On July 28, the House approved, 279-131, H.R. 4, the Pension Protection Act of 2006. The bill includes the provisions agreed to in an earlier bill, H.R. 2830; a House-Senate conference on the legislation remains deadlocked.
The legislation would require that employers who terminate their pension plan pay the Pension Benefit Guarantee Corporation (PBGC) $1,250 for each program participant. The bill also changes the way in which employers and plan sponsors calculate the amount of liability in their benefit plans; it would require employers to meet a 100 percent funding target and allow seven years to make up any current funding shortfall.
The bill would make permanent several individual retirement accounts (IRAs) and pension provisions enacted in 2001 and scheduled to expire in 2010, including the Coverdell Educational Savings Account, which allows adults within certain income limits to save money for a child’s college education. It would increase the annual contribution limit for IRAs and the “catch-up” contributions for those aged 50 and older. It also would permanently extend 529 qualified tuition savings plans.
Current law prohibits financial firms that administer 401(k) retirement plans from giving advice to participants regarding their own financial products. The bill would allow firms to give advice so long as any investment is made at the sole discretion of the plan participant, the advisor’s fees are reasonable, and any financial projections are based on an independently certified and audited computer model. The legislation would encourage employers to automatically enroll their employees in their defined-contribution retirement plan, and to allow employees to opt-out if they so choose. It also would make permanent, and index to inflation, the “saver’s credit.” The saver’s credit is a non-refundable credit available to low-income individuals who make contributions to a 401(k), 403(b), IRA and/or other retirement plan. Individuals who qualify receive a federal match in the form of a tax credit for the first $2,000 of annual contributions. The legislation also would allow persons with disabilities to contribute to an IRA even if they do not have earned income.

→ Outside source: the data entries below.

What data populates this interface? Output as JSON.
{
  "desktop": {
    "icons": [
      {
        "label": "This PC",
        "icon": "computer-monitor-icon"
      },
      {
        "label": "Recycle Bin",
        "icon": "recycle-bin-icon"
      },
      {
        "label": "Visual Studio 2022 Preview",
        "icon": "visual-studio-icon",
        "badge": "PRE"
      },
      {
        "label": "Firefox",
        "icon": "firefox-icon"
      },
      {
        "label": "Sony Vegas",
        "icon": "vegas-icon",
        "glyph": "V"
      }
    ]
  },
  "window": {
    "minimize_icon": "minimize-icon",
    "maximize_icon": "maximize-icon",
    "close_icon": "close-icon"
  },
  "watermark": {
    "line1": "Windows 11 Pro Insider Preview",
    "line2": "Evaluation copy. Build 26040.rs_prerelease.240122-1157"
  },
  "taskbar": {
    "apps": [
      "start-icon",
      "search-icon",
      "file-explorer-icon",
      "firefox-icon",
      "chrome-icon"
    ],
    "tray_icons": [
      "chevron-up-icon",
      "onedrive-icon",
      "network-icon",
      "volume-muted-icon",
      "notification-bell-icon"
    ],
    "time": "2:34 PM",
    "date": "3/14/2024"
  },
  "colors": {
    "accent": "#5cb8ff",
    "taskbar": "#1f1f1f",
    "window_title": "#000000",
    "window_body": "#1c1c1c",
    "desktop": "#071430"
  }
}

The legislation also would exclude up to $100,000 of distributions from a traditional individual retirement account (IRA) or a Roth IRA from a person’s income if the distribution was made to a tax-exempt organization.

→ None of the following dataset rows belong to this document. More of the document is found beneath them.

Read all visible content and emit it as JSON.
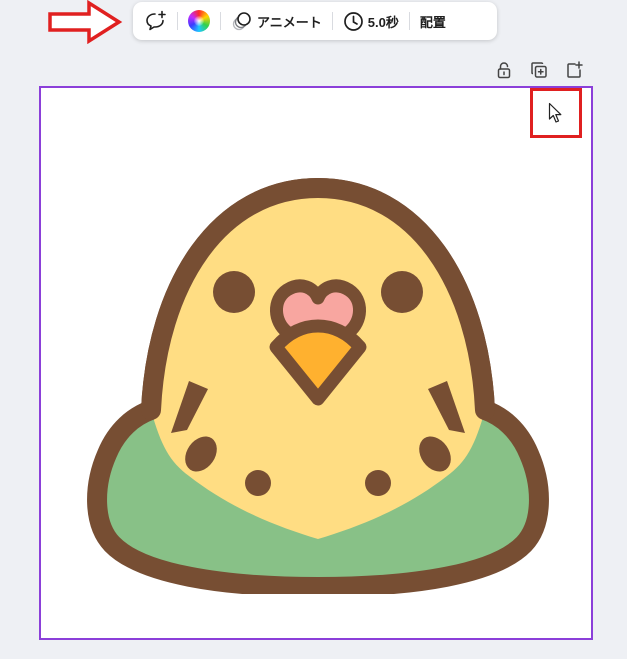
{
  "toolbar": {
    "animate_label": "アニメート",
    "duration_label": "5.0秒",
    "position_label": "配置"
  },
  "icons": {
    "comment": "comment-add-icon",
    "color": "color-wheel-icon",
    "animate": "animate-icon",
    "clock": "clock-icon",
    "lock": "lock-icon",
    "duplicate": "duplicate-icon",
    "add_page": "add-page-icon",
    "cursor": "mouse-cursor-icon"
  },
  "colors": {
    "selection_border": "#8b3fd9",
    "annotation_red": "#e02020",
    "budgie_outline": "#774e33",
    "budgie_yellow": "#ffdd83",
    "budgie_green": "#88c187",
    "budgie_beak": "#ffb12f",
    "budgie_cere": "#f8a6a0"
  }
}
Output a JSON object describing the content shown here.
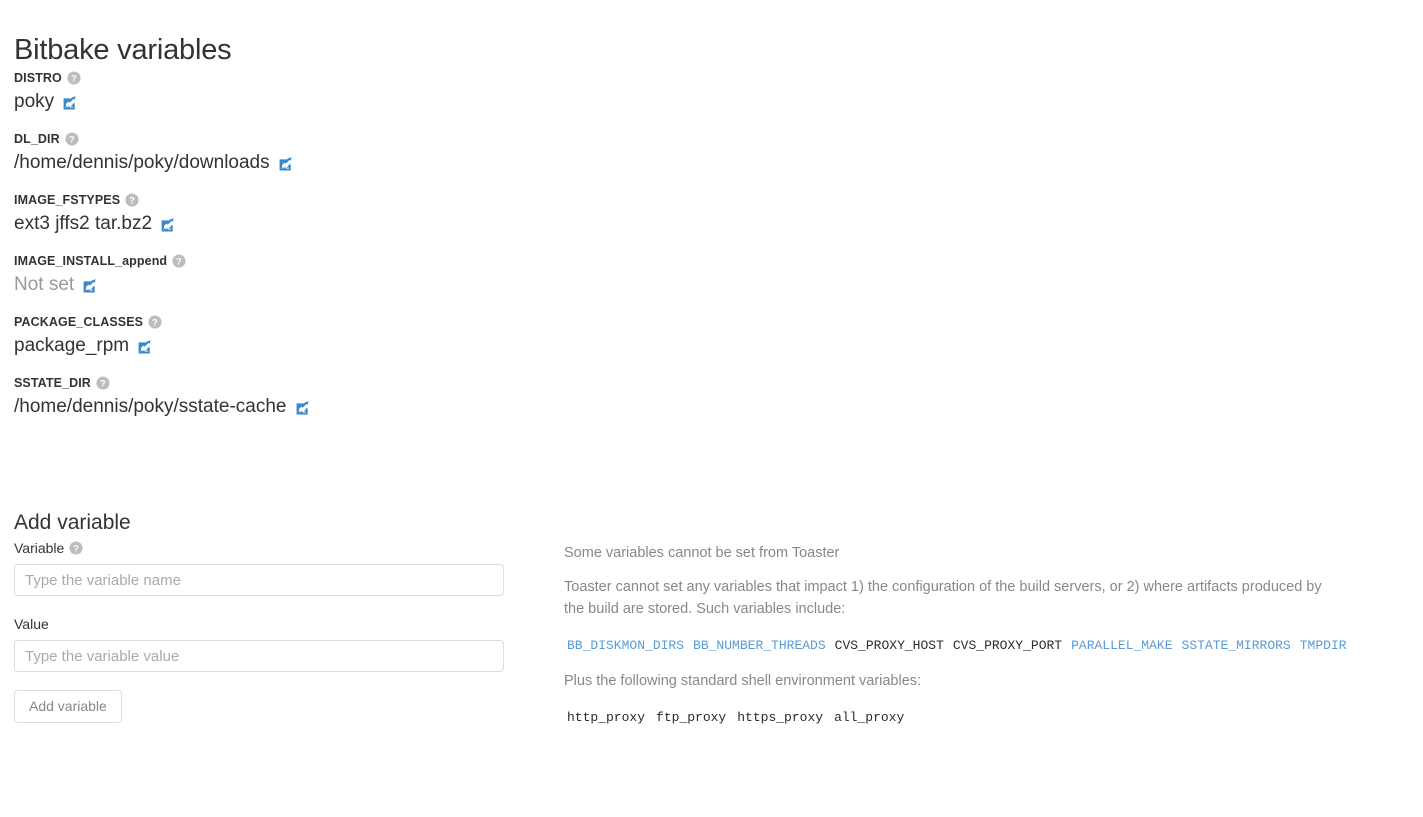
{
  "page": {
    "title": "Bitbake variables"
  },
  "variables": [
    {
      "name": "DISTRO",
      "value": "poky",
      "not_set": false,
      "help_icon": "help-circle-icon",
      "edit_icon": "edit-pencil-square-icon"
    },
    {
      "name": "DL_DIR",
      "value": "/home/dennis/poky/downloads",
      "not_set": false,
      "help_icon": "help-circle-icon",
      "edit_icon": "edit-pencil-square-icon"
    },
    {
      "name": "IMAGE_FSTYPES",
      "value": "ext3 jffs2 tar.bz2",
      "not_set": false,
      "help_icon": "help-circle-icon",
      "edit_icon": "edit-pencil-square-icon"
    },
    {
      "name": "IMAGE_INSTALL_append",
      "value": "Not set",
      "not_set": true,
      "help_icon": "help-circle-icon",
      "edit_icon": "edit-pencil-square-icon"
    },
    {
      "name": "PACKAGE_CLASSES",
      "value": "package_rpm",
      "not_set": false,
      "help_icon": "help-circle-icon",
      "edit_icon": "edit-pencil-square-icon"
    },
    {
      "name": "SSTATE_DIR",
      "value": "/home/dennis/poky/sstate-cache",
      "not_set": false,
      "help_icon": "help-circle-icon",
      "edit_icon": "edit-pencil-square-icon"
    }
  ],
  "add_variable_form": {
    "heading": "Add variable",
    "variable_label": "Variable",
    "variable_help_icon": "help-circle-icon",
    "variable_placeholder": "Type the variable name",
    "variable_value": "",
    "value_label": "Value",
    "value_placeholder": "Type the variable value",
    "value_value": "",
    "submit_label": "Add variable"
  },
  "info_panel": {
    "heading": "Some variables cannot be set from Toaster",
    "paragraph": "Toaster cannot set any variables that impact 1) the configuration of the build servers, or 2) where artifacts produced by the build are stored. Such variables include:",
    "restricted_variables": [
      {
        "name": "BB_DISKMON_DIRS",
        "is_link": true
      },
      {
        "name": "BB_NUMBER_THREADS",
        "is_link": true
      },
      {
        "name": "CVS_PROXY_HOST",
        "is_link": false
      },
      {
        "name": "CVS_PROXY_PORT",
        "is_link": false
      },
      {
        "name": "PARALLEL_MAKE",
        "is_link": true
      },
      {
        "name": "SSTATE_MIRRORS",
        "is_link": true
      },
      {
        "name": "TMPDIR",
        "is_link": true
      }
    ],
    "shell_intro": "Plus the following standard shell environment variables:",
    "shell_variables": [
      {
        "name": "http_proxy"
      },
      {
        "name": "ftp_proxy"
      },
      {
        "name": "https_proxy"
      },
      {
        "name": "all_proxy"
      }
    ]
  },
  "colors": {
    "link_blue": "#5a9bd5",
    "edit_icon_blue": "#3a87cd",
    "help_icon_grey": "#bdbdbd",
    "text_dark": "#333333",
    "text_muted": "#888888",
    "placeholder_grey": "#aaaaaa",
    "border_grey": "#dddddd"
  }
}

Rep. Nancy Johnson (R-CT) said, “I rise in strong support of this Pension Protection Act of 2006. Not only does it ensure that employers and unions will fund their plans, but it enables individuals to make a much greater effort toward providing for their retirement security as well. Nothing is more important to Americans than the gut-wrenching issue of being secure in their old age. It is important to seniors, it is important to their families, it is important to young people to know that they can plan for the future. And it is a pity that only 50 percent of America’s workers participate in pension plans. This bill makes a simple change that will result in 85 to 90 percent of working Americans who work for companies with pension plans participating in those plans, as opposed to 50 percent. That is big. That is important. It is a simple mechanism, but it will help many, many more young people get into those pension plans, take advantage of employer contributions, and prepare for their retirement. It also does something else we don’t know much about, we don’t pay attention to it, we don’t think about it: it makes permanent the saver’s credit. If you don’t make much money, putting money aside for retirement is really hard. We have a little plan by which the government gives you a dollar for every dollar you save for low- and middle-income earners. This makes that permanent, and that will enable us to grow that program appropriately. It also indexes it to inflation so those people can never be robbed of the power of this help in saving for their retirement.”
Rep. Lynn Woolsey (D-CA) asked, “Mr. Speaker, if this bill is so great, why are executives not being treated the same way as the rank-and-file workers? It is hard to believe that in the face of all of the corporate scandals that we have been experiencing over the last few years, that this legislation still allows for executives to receive a golden parachute. Unbelievably, executives who have run their companies into the ground can continue to receive large lump sum payments from their underfunded pension plans at the same time that the rank-and-file employees’ benefits have been frozen. You heard me right. If a company’s plan is underfunded by 80 percent, rank-and-file workers cannot receive new benefits or lump sum payments. Meanwhile, the restrictions for executives do not start until the plan is underfunded by 60 percent. That difference adds up to billions and billions of dollars. Whatever happened to the captain going down with the ship? The way this bill reads the only boat the Republican majority is familiar with is the Titanic, because they are giving lifeboats to the first class passengers only. Mr. Speaker, we live in a country that values equality. Why oh why in the world would we allow this pension bill to pass the House treating executive pension benefits differently from their workers? What happened to what is good for the goose is good for the gander? If workers’ pensions are underfunded, then so are executives. It is time to end the golden parachute or, as the gander goes, the golden egg.”
Prior to the vote on final passage, Rep. George Miller (D-CA) offered a motion to recommit the bill that was defeated, 189-222.